This is precisely why Target is offering the discount, said Megan Roman, a company spokeswoman, in an email, citing the NCES report. “It’s a way for Target to acknowledge teachers are going the extra mile for their students.”
The fact that Target even thought to do this is indicative of the state of teaching in the United States today. The practice of teachers at underfunded schools paying out of pocket for school supplies is so common and well known at this point that a retail corporation has picked up on it as a socially beneficial revenue opportunity.
Target is hosting its “Teacher Prep Event” the summer after a school year marked by an uptick in teacher unrest. This past spring, public-school educators staged major walkouts in West Virginia, Oklahoma, Kentucky, and Arizona; teachers’ unions in many other states considered, or are considering, doing the same. Protesters and their supporters consistently cited the lack of basic school supplies—and the financial sacrifices educators make as a result—as one of their grievances. Striking teachers pointed to their reliance on online fund-raisers on platforms such as DonorsChoose, which allow individuals to donate directly to public-school platform projects.
The experience of Teresa Danks, a third-grade public-school teacher in Tulsa, shows just how tough things had become in Oklahoma, where in 2015, following a series of cuts, per-pupil spending was a little more than $8,000, compared with the national average of $11,400. In an April 2018 op-ed for NBC News, Danks explained that budget cuts over the years had led to her standing beside a highway with a sign asking motorists for donations. “I was tired of not having enough money for my classroom, of being expected to always use my limited cash reserves to pay to enrich my curriculum,” wrote Danks, who last year established the school-fund-raising foundation Begging for Education. Failing to allocate money for supplies, she argued, doesn’t only strip teachers of their personal cash, it can also have lasting academic consequences. “By forcing teachers to pay for students’ supplemental games, activities, art, and musical supplies, the state has taken away our ability to be creative,” Danks concluded.
The school-supply trend is one consequence of what the American Federation of Teachers—the nation’s second-largest teachers’ union—refers to in a new report as a “tide of austerity” that’s hit schools in the decade since the Great Recession. In 2016, the report found, 25 states were still providing less funding for K–12 schools than before the recession, after adjusting for inflation.

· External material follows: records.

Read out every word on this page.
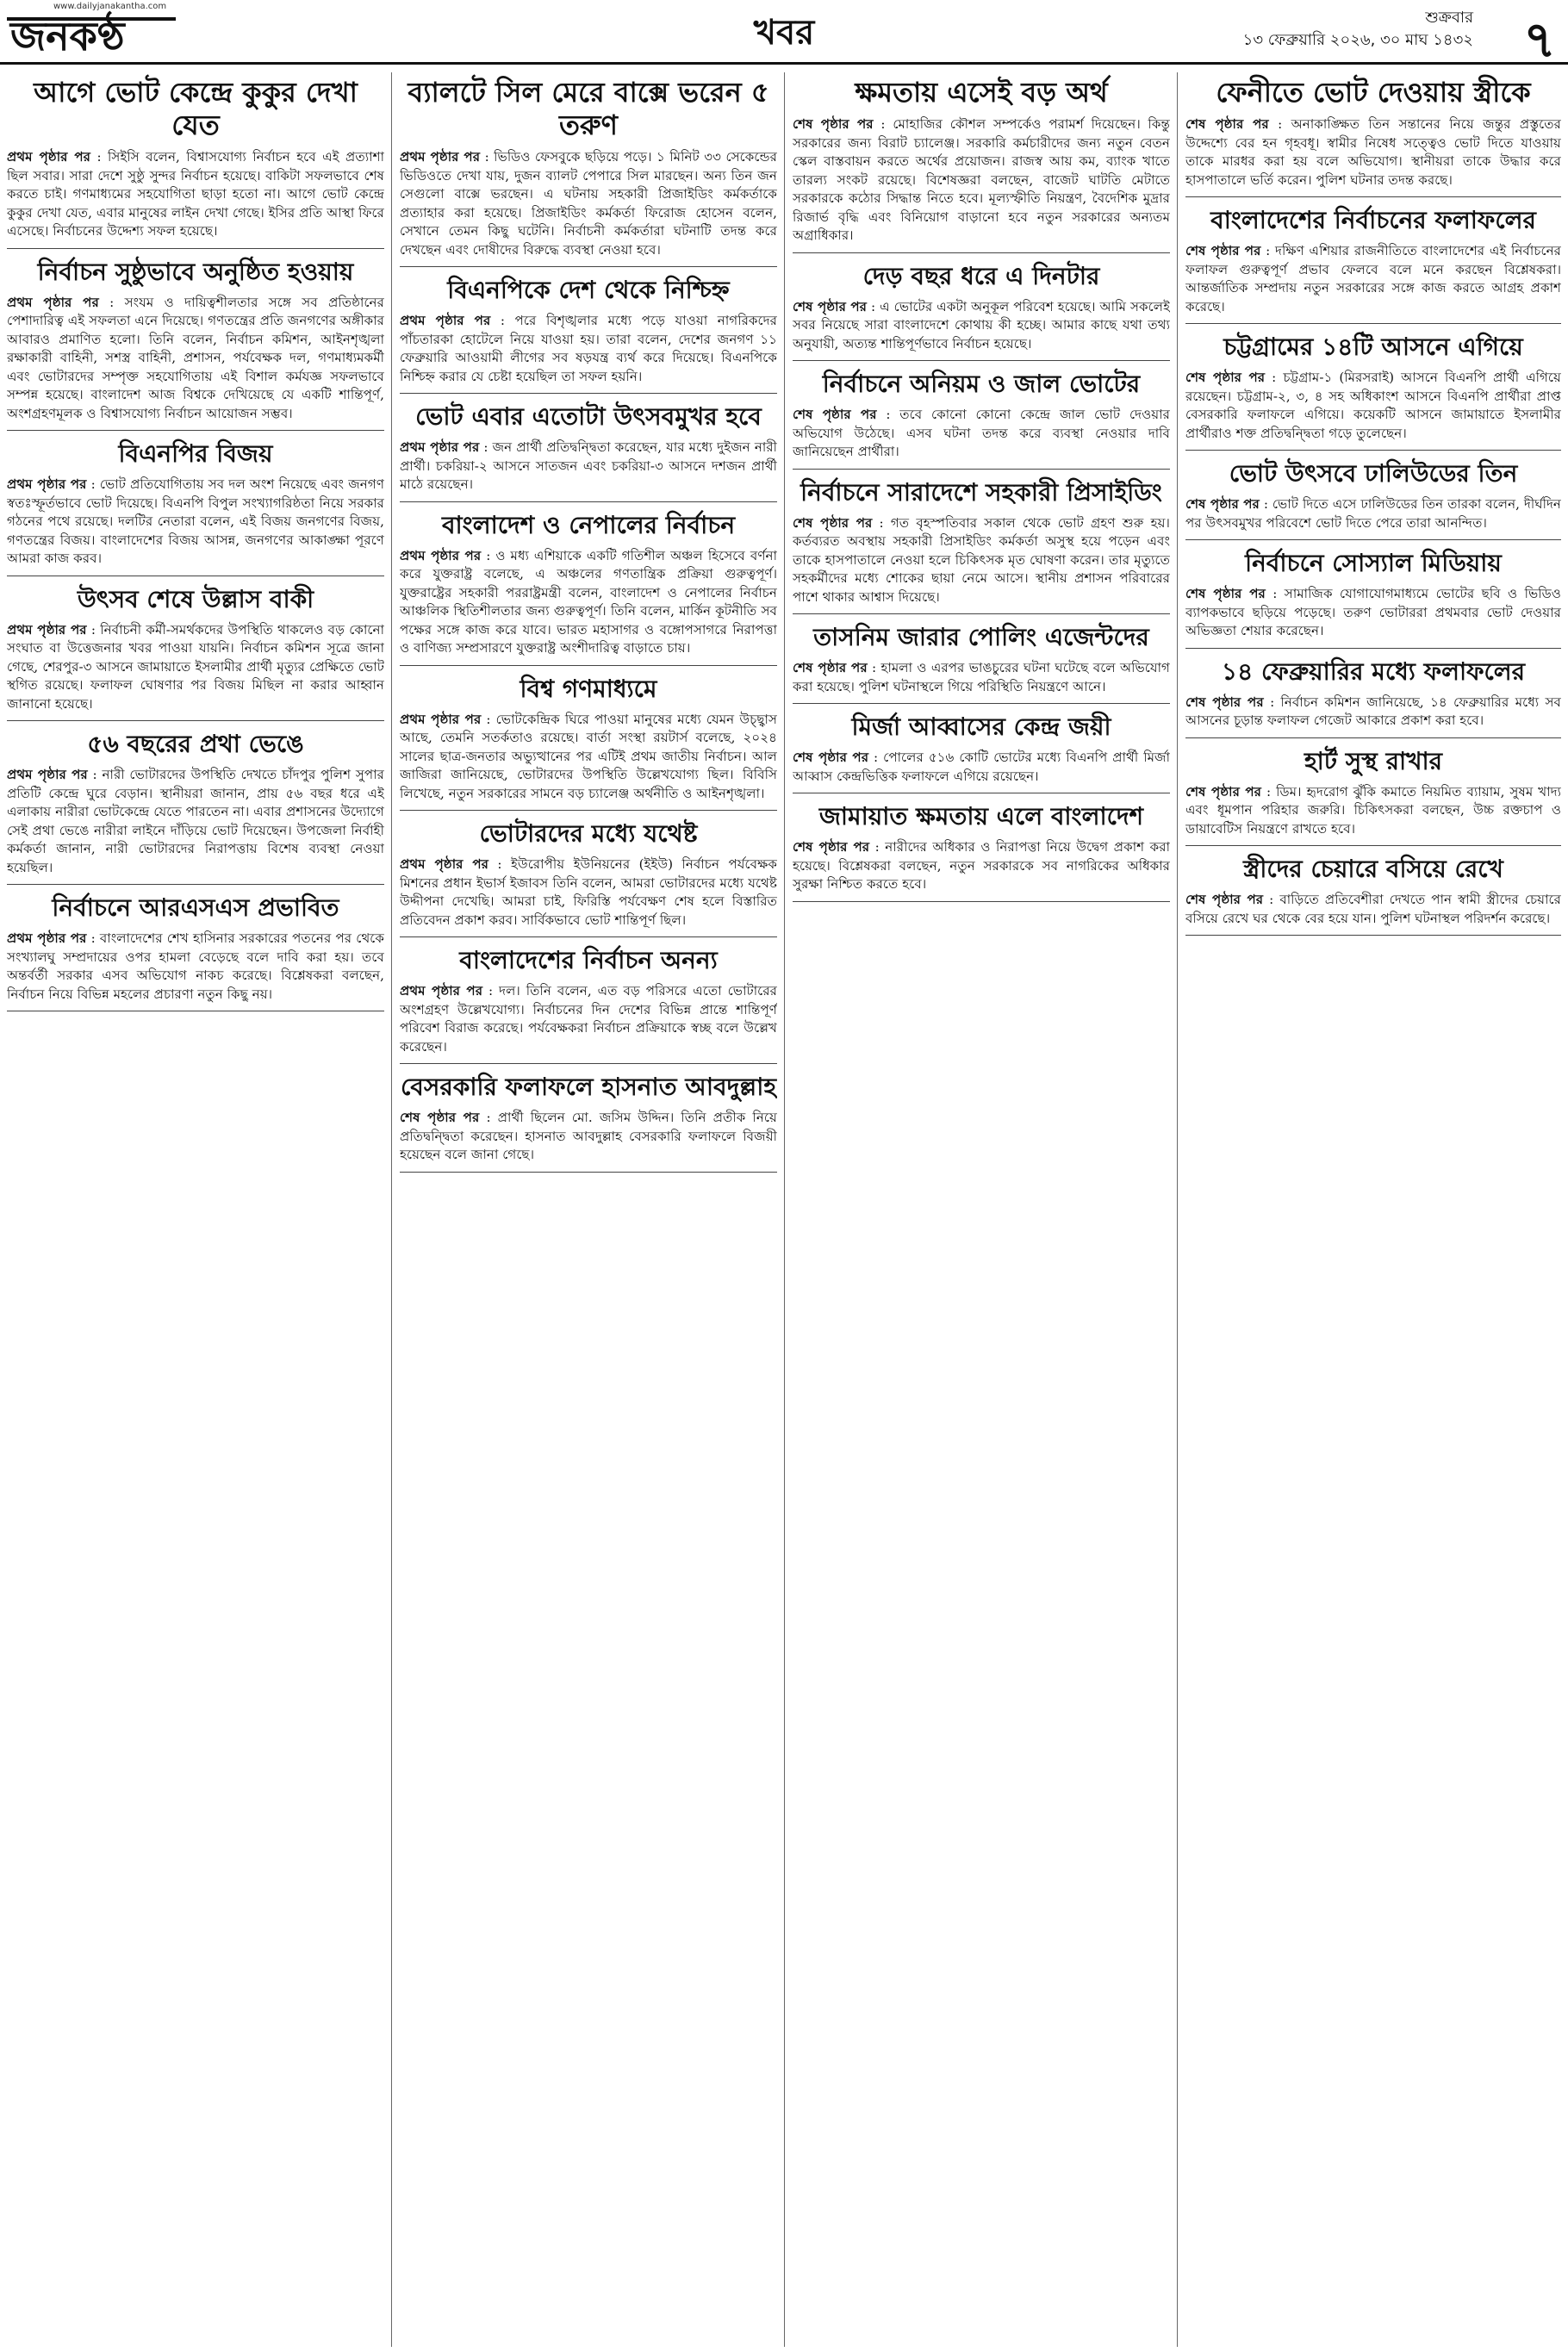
www.dailyjanakantha.com
জনকণ্ঠ	খবর	শুক্রবার
১৩ ফেব্রুয়ারি ২০২৬, ৩০ মাঘ ১৪৩২ ৭
আগে ভোট কেন্দ্রে কুকুর দেখা যেত

প্রথম পৃষ্ঠার পর : সিইসি বলেন, বিশ্বাসযোগ্য নির্বাচন হবে এই প্রত্যাশা ছিল সবার। সারা দেশে সুষ্ঠু সুন্দর নির্বাচন হয়েছে। বাকিটা সফলভাবে শেষ করতে চাই। গণমাধ্যমের সহযোগিতা ছাড়া হতো না। আগে ভোট কেন্দ্রে কুকুর দেখা যেত, এবার মানুষের লাইন দেখা গেছে। ইসির প্রতি আস্থা ফিরে এসেছে। নির্বাচনের উদ্দেশ্য সফল হয়েছে।

নির্বাচন সুষ্ঠুভাবে অনুষ্ঠিত হওয়ায়

প্রথম পৃষ্ঠার পর : সংযম ও দায়িত্বশীলতার সঙ্গে সব প্রতিষ্ঠানের পেশাদারিত্ব এই সফলতা এনে দিয়েছে। গণতন্ত্রের প্রতি জনগণের অঙ্গীকার আবারও প্রমাণিত হলো। তিনি বলেন, নির্বাচন কমিশন, আইনশৃঙ্খলা রক্ষাকারী বাহিনী, সশস্ত্র বাহিনী, প্রশাসন, পর্যবেক্ষক দল, গণমাধ্যমকর্মী এবং ভোটারদের সম্পৃক্ত সহযোগিতায় এই বিশাল কর্মযজ্ঞ সফলভাবে সম্পন্ন হয়েছে। বাংলাদেশ আজ বিশ্বকে দেখিয়েছে যে একটি শান্তিপূর্ণ, অংশগ্রহণমূলক ও বিশ্বাসযোগ্য নির্বাচন আয়োজন সম্ভব।

বিএনপির বিজয়

প্রথম পৃষ্ঠার পর : ভোট প্রতিযোগিতায় সব দল অংশ নিয়েছে এবং জনগণ স্বতঃস্ফূর্তভাবে ভোট দিয়েছে। বিএনপি বিপুল সংখ্যাগরিষ্ঠতা নিয়ে সরকার গঠনের পথে রয়েছে। দলটির নেতারা বলেন, এই বিজয় জনগণের বিজয়, গণতন্ত্রের বিজয়। বাংলাদেশের বিজয় আসন্ন, জনগণের আকাঙ্ক্ষা পূরণে আমরা কাজ করব।

উৎসব শেষে উল্লাস বাকী

প্রথম পৃষ্ঠার পর : নির্বাচনী কর্মী-সমর্থকদের উপস্থিতি থাকলেও বড় কোনো সংঘাত বা উত্তেজনার খবর পাওয়া যায়নি। নির্বাচন কমিশন সূত্রে জানা গেছে, শেরপুর-৩ আসনে জামায়াতে ইসলামীর প্রার্থী মৃত্যুর প্রেক্ষিতে ভোট স্থগিত রয়েছে। ফলাফল ঘোষণার পর বিজয় মিছিল না করার আহ্বান জানানো হয়েছে।

৫৬ বছরের প্রথা ভেঙে

প্রথম পৃষ্ঠার পর : নারী ভোটারদের উপস্থিতি দেখতে চাঁদপুর পুলিশ সুপার প্রতিটি কেন্দ্রে ঘুরে বেড়ান। স্থানীয়রা জানান, প্রায় ৫৬ বছর ধরে এই এলাকায় নারীরা ভোটকেন্দ্রে যেতে পারতেন না। এবার প্রশাসনের উদ্যোগে সেই প্রথা ভেঙে নারীরা লাইনে দাঁড়িয়ে ভোট দিয়েছেন। উপজেলা নির্বাহী কর্মকর্তা জানান, নারী ভোটারদের নিরাপত্তায় বিশেষ ব্যবস্থা নেওয়া হয়েছিল।

নির্বাচনে আরএসএস প্রভাবিত

প্রথম পৃষ্ঠার পর : বাংলাদেশের শেখ হাসিনার সরকারের পতনের পর থেকে সংখ্যালঘু সম্প্রদায়ের ওপর হামলা বেড়েছে বলে দাবি করা হয়। তবে অন্তর্বর্তী সরকার এসব অভিযোগ নাকচ করেছে। বিশ্লেষকরা বলছেন, নির্বাচন নিয়ে বিভিন্ন মহলের প্রচারণা নতুন কিছু নয়।

ব্যালটে সিল মেরে বাক্সে ভরেন ৫ তরুণ

প্রথম পৃষ্ঠার পর : ভিডিও ফেসবুকে ছড়িয়ে পড়ে। ১ মিনিট ৩৩ সেকেন্ডের ভিডিওতে দেখা যায়, দুজন ব্যালট পেপারে সিল মারছেন। অন্য তিন জন সেগুলো বাক্সে ভরছেন। এ ঘটনায় সহকারী প্রিজাইডিং কর্মকর্তাকে প্রত্যাহার করা হয়েছে। প্রিজাইডিং কর্মকর্তা ফিরোজ হোসেন বলেন, সেখানে তেমন কিছু ঘটেনি। নির্বাচনী কর্মকর্তারা ঘটনাটি তদন্ত করে দেখছেন এবং দোষীদের বিরুদ্ধে ব্যবস্থা নেওয়া হবে।

বিএনপিকে দেশ থেকে নিশ্চিহ্ন

প্রথম পৃষ্ঠার পর : পরে বিশৃঙ্খলার মধ্যে পড়ে যাওয়া নাগরিকদের পাঁচতারকা হোটেলে নিয়ে যাওয়া হয়। তারা বলেন, দেশের জনগণ ১১ ফেব্রুয়ারি আওয়ামী লীগের সব ষড়যন্ত্র ব্যর্থ করে দিয়েছে। বিএনপিকে নিশ্চিহ্ন করার যে চেষ্টা হয়েছিল তা সফল হয়নি।

ভোট এবার এতোটা উৎসবমুখর হবে

প্রথম পৃষ্ঠার পর : জন প্রার্থী প্রতিদ্বন্দ্বিতা করেছেন, যার মধ্যে দুইজন নারী প্রার্থী। চকরিয়া-২ আসনে সাতজন এবং চকরিয়া-৩ আসনে দশজন প্রার্থী মাঠে রয়েছেন।

বাংলাদেশ ও নেপালের নির্বাচন

প্রথম পৃষ্ঠার পর : ও মধ্য এশিয়াকে একটি গতিশীল অঞ্চল হিসেবে বর্ণনা করে যুক্তরাষ্ট্র বলেছে, এ অঞ্চলের গণতান্ত্রিক প্রক্রিয়া গুরুত্বপূর্ণ। যুক্তরাষ্ট্রের সহকারী পররাষ্ট্রমন্ত্রী বলেন, বাংলাদেশ ও নেপালের নির্বাচন আঞ্চলিক স্থিতিশীলতার জন্য গুরুত্বপূর্ণ। তিনি বলেন, মার্কিন কূটনীতি সব পক্ষের সঙ্গে কাজ করে যাবে। ভারত মহাসাগর ও বঙ্গোপসাগরে নিরাপত্তা ও বাণিজ্য সম্প্রসারণে যুক্তরাষ্ট্র অংশীদারিত্ব বাড়াতে চায়।

বিশ্ব গণমাধ্যমে

প্রথম পৃষ্ঠার পর : ভোটকেন্দ্রিক ঘিরে পাওয়া মানুষের মধ্যে যেমন উচ্ছ্বাস আছে, তেমনি সতর্কতাও রয়েছে। বার্তা সংস্থা রয়টার্স বলেছে, ২০২৪ সালের ছাত্র-জনতার অভ্যুত্থানের পর এটিই প্রথম জাতীয় নির্বাচন। আল জাজিরা জানিয়েছে, ভোটারদের উপস্থিতি উল্লেখযোগ্য ছিল। বিবিসি লিখেছে, নতুন সরকারের সামনে বড় চ্যালেঞ্জ অর্থনীতি ও আইনশৃঙ্খলা।

ভোটারদের মধ্যে যথেষ্ট

প্রথম পৃষ্ঠার পর : ইউরোপীয় ইউনিয়নের (ইইউ) নির্বাচন পর্যবেক্ষক মিশনের প্রধান ইভার্স ইজাবস তিনি বলেন, আমরা ভোটারদের মধ্যে যথেষ্ট উদ্দীপনা দেখেছি। আমরা চাই, ফিরিস্তি পর্যবেক্ষণ শেষ হলে বিস্তারিত প্রতিবেদন প্রকাশ করব। সার্বিকভাবে ভোট শান্তিপূর্ণ ছিল।

বাংলাদেশের নির্বাচন অনন্য

প্রথম পৃষ্ঠার পর : দল। তিনি বলেন, এত বড় পরিসরে এতো ভোটারের অংশগ্রহণ উল্লেখযোগ্য। নির্বাচনের দিন দেশের বিভিন্ন প্রান্তে শান্তিপূর্ণ পরিবেশ বিরাজ করেছে। পর্যবেক্ষকরা নির্বাচন প্রক্রিয়াকে স্বচ্ছ বলে উল্লেখ করেছেন।

বেসরকারি ফলাফলে হাসনাত আবদুল্লাহ

শেষ পৃষ্ঠার পর : প্রার্থী ছিলেন মো. জসিম উদ্দিন। তিনি প্রতীক নিয়ে প্রতিদ্বন্দ্বিতা করেছেন। হাসনাত আবদুল্লাহ বেসরকারি ফলাফলে বিজয়ী হয়েছেন বলে জানা গেছে।

ক্ষমতায় এসেই বড় অর্থ

শেষ পৃষ্ঠার পর : মোহাজির কৌশল সম্পর্কেও পরামর্শ দিয়েছেন। কিন্তু সরকারের জন্য বিরাট চ্যালেঞ্জ। সরকারি কর্মচারীদের জন্য নতুন বেতন স্কেল বাস্তবায়ন করতে অর্থের প্রয়োজন। রাজস্ব আয় কম, ব্যাংক খাতে তারল্য সংকট রয়েছে। বিশেষজ্ঞরা বলছেন, বাজেট ঘাটতি মেটাতে সরকারকে কঠোর সিদ্ধান্ত নিতে হবে। মূল্যস্ফীতি নিয়ন্ত্রণ, বৈদেশিক মুদ্রার রিজার্ভ বৃদ্ধি এবং বিনিয়োগ বাড়ানো হবে নতুন সরকারের অন্যতম অগ্রাধিকার।

দেড় বছর ধরে এ দিনটার

শেষ পৃষ্ঠার পর : এ ভোটের একটা অনুকূল পরিবেশ হয়েছে। আমি সকলেই সবর নিয়েছে সারা বাংলাদেশে কোথায় কী হচ্ছে। আমার কাছে যথা তথ্য অনুযায়ী, অত্যন্ত শান্তিপূর্ণভাবে নির্বাচন হয়েছে।

নির্বাচনে অনিয়ম ও জাল ভোটের

শেষ পৃষ্ঠার পর : তবে কোনো কোনো কেন্দ্রে জাল ভোট দেওয়ার অভিযোগ উঠেছে। এসব ঘটনা তদন্ত করে ব্যবস্থা নেওয়ার দাবি জানিয়েছেন প্রার্থীরা।

নির্বাচনে সারাদেশে সহকারী প্রিসাইডিং

শেষ পৃষ্ঠার পর : গত বৃহস্পতিবার সকাল থেকে ভোট গ্রহণ শুরু হয়। কর্তব্যরত অবস্থায় সহকারী প্রিসাইডিং কর্মকর্তা অসুস্থ হয়ে পড়েন এবং তাকে হাসপাতালে নেওয়া হলে চিকিৎসক মৃত ঘোষণা করেন। তার মৃত্যুতে সহকর্মীদের মধ্যে শোকের ছায়া নেমে আসে। স্থানীয় প্রশাসন পরিবারের পাশে থাকার আশ্বাস দিয়েছে।

তাসনিম জারার পোলিং এজেন্টদের

শেষ পৃষ্ঠার পর : হামলা ও এরপর ভাঙচুরের ঘটনা ঘটেছে বলে অভিযোগ করা হয়েছে। পুলিশ ঘটনাস্থলে গিয়ে পরিস্থিতি নিয়ন্ত্রণে আনে।

মির্জা আব্বাসের কেন্দ্র জয়ী

শেষ পৃষ্ঠার পর : পোলের ৫১৬ কোটি ভোটের মধ্যে বিএনপি প্রার্থী মির্জা আব্বাস কেন্দ্রভিত্তিক ফলাফলে এগিয়ে রয়েছেন।

জামায়াত ক্ষমতায় এলে বাংলাদেশ

শেষ পৃষ্ঠার পর : নারীদের অধিকার ও নিরাপত্তা নিয়ে উদ্বেগ প্রকাশ করা হয়েছে। বিশ্লেষকরা বলছেন, নতুন সরকারকে সব নাগরিকের অধিকার সুরক্ষা নিশ্চিত করতে হবে।

ফেনীতে ভোট দেওয়ায় স্ত্রীকে

শেষ পৃষ্ঠার পর : অনাকাঙ্ক্ষিত তিন সন্তানের নিয়ে জন্তুর প্রস্তুতের উদ্দেশ্যে বের হন গৃহবধূ। স্বামীর নিষেধ সত্ত্বেও ভোট দিতে যাওয়ায় তাকে মারধর করা হয় বলে অভিযোগ। স্থানীয়রা তাকে উদ্ধার করে হাসপাতালে ভর্তি করেন। পুলিশ ঘটনার তদন্ত করছে।

বাংলাদেশের নির্বাচনের ফলাফলের

শেষ পৃষ্ঠার পর : দক্ষিণ এশিয়ার রাজনীতিতে বাংলাদেশের এই নির্বাচনের ফলাফল গুরুত্বপূর্ণ প্রভাব ফেলবে বলে মনে করছেন বিশ্লেষকরা। আন্তর্জাতিক সম্প্রদায় নতুন সরকারের সঙ্গে কাজ করতে আগ্রহ প্রকাশ করেছে।

চট্টগ্রামের ১৪টি আসনে এগিয়ে

শেষ পৃষ্ঠার পর : চট্টগ্রাম-১ (মিরসরাই) আসনে বিএনপি প্রার্থী এগিয়ে রয়েছেন। চট্টগ্রাম-২, ৩, ৪ সহ অধিকাংশ আসনে বিএনপি প্রার্থীরা প্রাপ্ত বেসরকারি ফলাফলে এগিয়ে। কয়েকটি আসনে জামায়াতে ইসলামীর প্রার্থীরাও শক্ত প্রতিদ্বন্দ্বিতা গড়ে তুলেছেন।

ভোট উৎসবে ঢালিউডের তিন

শেষ পৃষ্ঠার পর : ভোট দিতে এসে ঢালিউডের তিন তারকা বলেন, দীর্ঘদিন পর উৎসবমুখর পরিবেশে ভোট দিতে পেরে তারা আনন্দিত।

নির্বাচনে সোস্যাল মিডিয়ায়

শেষ পৃষ্ঠার পর : সামাজিক যোগাযোগমাধ্যমে ভোটের ছবি ও ভিডিও ব্যাপকভাবে ছড়িয়ে পড়েছে। তরুণ ভোটাররা প্রথমবার ভোট দেওয়ার অভিজ্ঞতা শেয়ার করেছেন।

১৪ ফেব্রুয়ারির মধ্যে ফলাফলের

শেষ পৃষ্ঠার পর : নির্বাচন কমিশন জানিয়েছে, ১৪ ফেব্রুয়ারির মধ্যে সব আসনের চূড়ান্ত ফলাফল গেজেট আকারে প্রকাশ করা হবে।

হার্ট সুস্থ রাখার

শেষ পৃষ্ঠার পর : ডিম। হৃদরোগ ঝুঁকি কমাতে নিয়মিত ব্যায়াম, সুষম খাদ্য এবং ধূমপান পরিহার জরুরি। চিকিৎসকরা বলছেন, উচ্চ রক্তচাপ ও ডায়াবেটিস নিয়ন্ত্রণে রাখতে হবে।

স্ত্রীদের চেয়ারে বসিয়ে রেখে

শেষ পৃষ্ঠার পর : বাড়িতে প্রতিবেশীরা দেখতে পান স্বামী স্ত্রীদের চেয়ারে বসিয়ে রেখে ঘর থেকে বের হয়ে যান। পুলিশ ঘটনাস্থল পরিদর্শন করেছে।
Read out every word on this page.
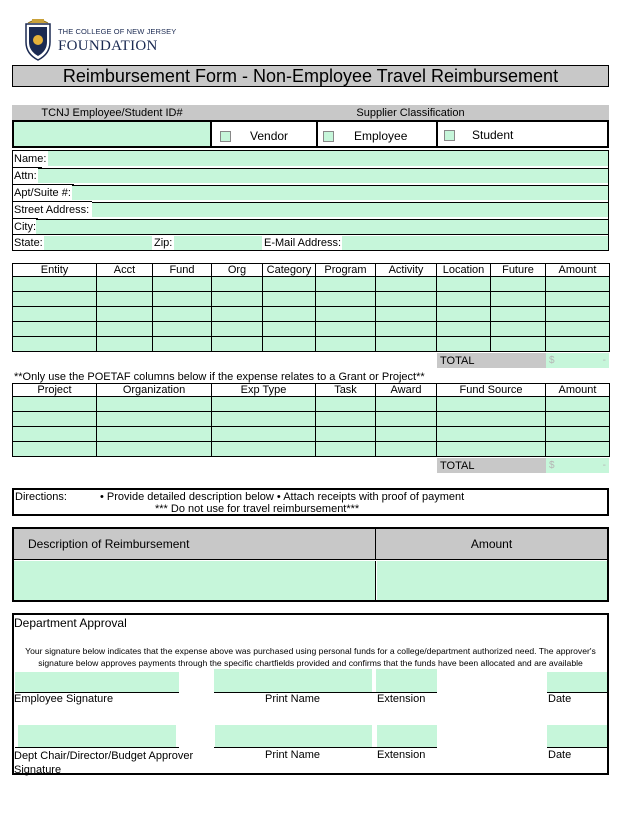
THE COLLEGE OF NEW JERSEY
FOUNDATION
Reimbursement Form - Non-Employee Travel Reimbursement
TCNJ Employee/Student ID#	Supplier Classification
Vendor	Employee	Student
Name:
Attn:
Apt/Suite #:
Street Address:
City:
State:	Zip:	E-Mail Address:
Entity	Acct	Fund	Org	Category	Program	Activity	Location	Future	Amount

TOTAL	$	-
**Only use the POETAF columns below if the expense relates to a Grant or Project**
Project	Organization	Exp Type	Task	Award	Fund Source	Amount

TOTAL	$	-
Directions:	• Provide detailed description below • Attach receipts with proof of payment
*** Do not use for travel reimbursement***
Description of Reimbursement	Amount
Department Approval
Your signature below indicates that the expense above was purchased using personal funds for a college/department authorized need. The approver's
signature below approves payments through the specific chartfields provided and confirms that the funds have been allocated and are available
Employee Signature	Print Name	Extension	Date
Dept Chair/Director/Budget Approver
Signature
Print Name	Extension	Date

For the most part, policy makers acknowledge that schools need more funding, and that teachers make sacrifices to compensate for the shortfalls. But state budgets are stretched across the board, many argue, and that forces them to make tough decisions about budget allocations. Some policy makers worry that legislative efforts to address the school-supply issue by issuing stipends, as a bill in Arizona sought to do, are just quick fixes that conflate the problems of teacher pay and school funding.